Miss Ilovaiskaya suddenly became embarrassed at her ardor and, turning away from Likharev, went over to the window.
“No, no, you mustn’t go there!” she said, quickly moving her fingers over the glass. Not only with her soul, but even with her back she sensed that behind her stood an infinitely unhappy, lost, neglected man, while he, as if unaware of his unhappiness, as if he had not cried at night, looked at her and smiled good-naturedly. It would have been better if he had gone on crying! She paced the room several times in agitation, then stopped in the corner, pondering. Likharev was saying something, but she did not hear him. Her back turned to him, she took a twenty-five-rouble note from her wallet, crumpled it in her hands for a while, then, turning to Likharev, blushed and slipped the note into her pocket.
The coachman’s voice was heard through the door.
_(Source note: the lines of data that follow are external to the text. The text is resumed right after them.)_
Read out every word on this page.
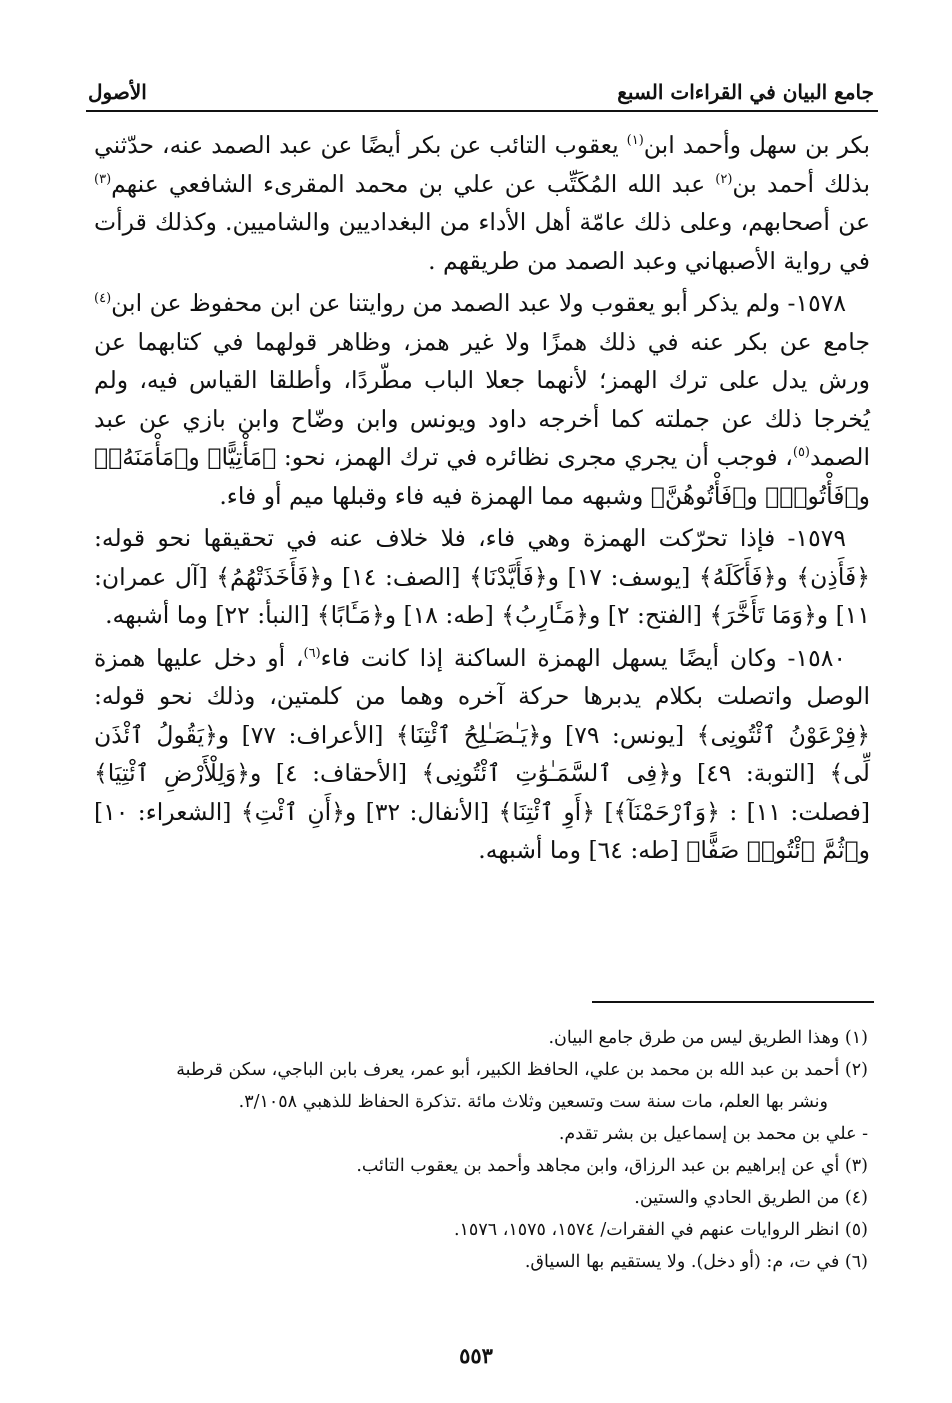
جامع البيان في القراءات السبع
الأصول

بكر بن سهل وأحمد ابن$^{(١)}$ يعقوب التائب عن بكر أيضًا عن عبد الصمد عنه، حدّثني بذلك أحمد بن$^{(٢)}$ عبد الله المُكَتِّب عن علي بن محمد المقرىء الشافعي عنهم$^{(٣)}$ عن أصحابهم، وعلى ذلك عامّة أهل الأداء من البغداديين والشاميين. وكذلك قرأت في رواية الأصبهاني وعبد الصمد من طريقهم .

١٥٧٨- ولم يذكر أبو يعقوب ولا عبد الصمد من روايتنا عن ابن محفوظ عن ابن$^{(٤)}$ جامع عن بكر عنه في ذلك همزًا ولا غير همز، وظاهر قولهما في كتابهما عن ورش يدل على ترك الهمز؛ لأنهما جعلا الباب مطّردًا، وأطلقا القياس فيه، ولم يُخرجا ذلك عن جملته كما أخرجه داود ويونس وابن وضّاح وابن بازي عن عبد الصمد$^{(٥)}$، فوجب أن يجري مجرى نظائره في ترك الهمز، نحو: ﴿مَأْتِيًّا﴾ و﴿مَأْمَنَهُۥ﴾ و﴿فَأْتُوا۟﴾ و﴿فَأْتُوهُنَّ﴾ وشبهه مما الهمزة فيه فاء وقبلها ميم أو فاء.

١٥٧٩- فإذا تحرّكت الهمزة وهي فاء، فلا خلاف عنه في تحقيقها نحو قوله: ﴿فَأَذِن﴾ و﴿فَأَكَلَهُ﴾ [يوسف: ١٧] و﴿فَأَيَّدْنَا﴾ [الصف: ١٤] و﴿فَأَخَذَتْهُمُ﴾ [آل عمران: ١١] و﴿وَمَا تَأَخَّرَ﴾ [الفتح: ٢] و﴿مَـَٔارِبُ﴾ [طه: ١٨] و﴿مَـَٔابًا﴾ [النبأ: ٢٢] وما أشبهه.

١٥٨٠- وكان أيضًا يسهل الهمزة الساكنة إذا كانت فاء$^{(٦)}$، أو دخل عليها همزة الوصل واتصلت بكلام يدبرها حركة آخره وهما من كلمتين، وذلك نحو قوله: ﴿فِرْعَوْنُ ٱئْتُونِى﴾ [يونس: ٧٩] و﴿يَـٰصَـٰلِحُ ٱئْتِنَا﴾ [الأعراف: ٧٧] و﴿يَقُولُ ٱئْذَن لِّى﴾ [التوبة: ٤٩] و﴿فِى ٱلسَّمَـٰوَٰتِ ٱئْتُونِى﴾ [الأحقاف: ٤] و﴿وَلِلْأَرْضِ ٱئْتِيَا﴾ [فصلت: ١١] : ﴿وَٱرْحَمْنَآ﴾] ﴿أَوِ ٱئْتِنَا﴾ [الأنفال: ٣٢] و﴿أَنِ ٱئْتِ﴾ [الشعراء: ١٠] و﴿ثُمَّ ٱئْتُوا۟ صَفًّا﴾ [طه: ٦٤] وما أشبهه.

(١) وهذا الطريق ليس من طرق جامع البيان.

(٢) أحمد بن عبد الله بن محمد بن علي، الحافظ الكبير، أبو عمر، يعرف بابن الباجي، سكن قرطبة

ونشر بها العلم، مات سنة ست وتسعين وثلاث مائة .تذكرة الحفاظ للذهبي ٣/١٠٥٨.

- علي بن محمد بن إسماعيل بن بشر تقدم.

(٣) أي عن إبراهيم بن عبد الرزاق، وابن مجاهد وأحمد بن يعقوب التائب.

(٤) من الطريق الحادي والستين.

(٥) انظر الروايات عنهم في الفقرات/ ١٥٧٤، ١٥٧٥، ١٥٧٦.

(٦) في ت، م: (أو دخل). ولا يستقيم بها السياق.

٥٥٣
Silently, with a stern, concentrated face, Miss Ilovaiskaya began to dress. Likharev wrapped her up and chattered cheerfully, but his every word weighed heavily on her soul. It is not cheerful to listen to the banter of an unhappy or a dying man.
When the transformation of the living person into a shapeless bundle was completed, Ilovaiskaya took a last look around the “traveling room,” stood silently, and slowly left. Likharev went to see her off…
Outside, God knows why, winter was still raging. Whole clouds of big, soft snowflakes circled restlessly over the earth and found no place for themselves. Horses, sledges, trees, an ox tied to a post—everything was white and looked soft, fluffy.